ClinicalTrials.gov Identifier: NCT01767701
“Who would of thought that when we launched The Charcot Project a year ago that we would have a trial off the ground in just over 12 months. Without Prof. Julian Gold’s dedication energy, persistent and organisational abilities this would not have been possible. We would also like to thank our initial sponsors Mr and Mrs Anon. and AIMS2CURE for supporting the launch of The Charcot Project despite the widespread scepticism of the viral hypothesis in the field of MS. Thanks to Merck for taking a risk on us delivering this study.
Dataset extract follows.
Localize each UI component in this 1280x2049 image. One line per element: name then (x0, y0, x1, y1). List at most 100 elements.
Hopefully, in 2 years time this trial will cause the paradigm shift I have been predicting will occur for some time! We have had over 15 grants turned down around the viral hypothesis of MS, so getting this one off the ground is very special indeed. We would also like to acknowledge all the scientists in the field who have been working so diligently on HERVs and MS, in particular Dr. Hervé Perron, without their persistence we would not have been able to make the scientific case for this study.”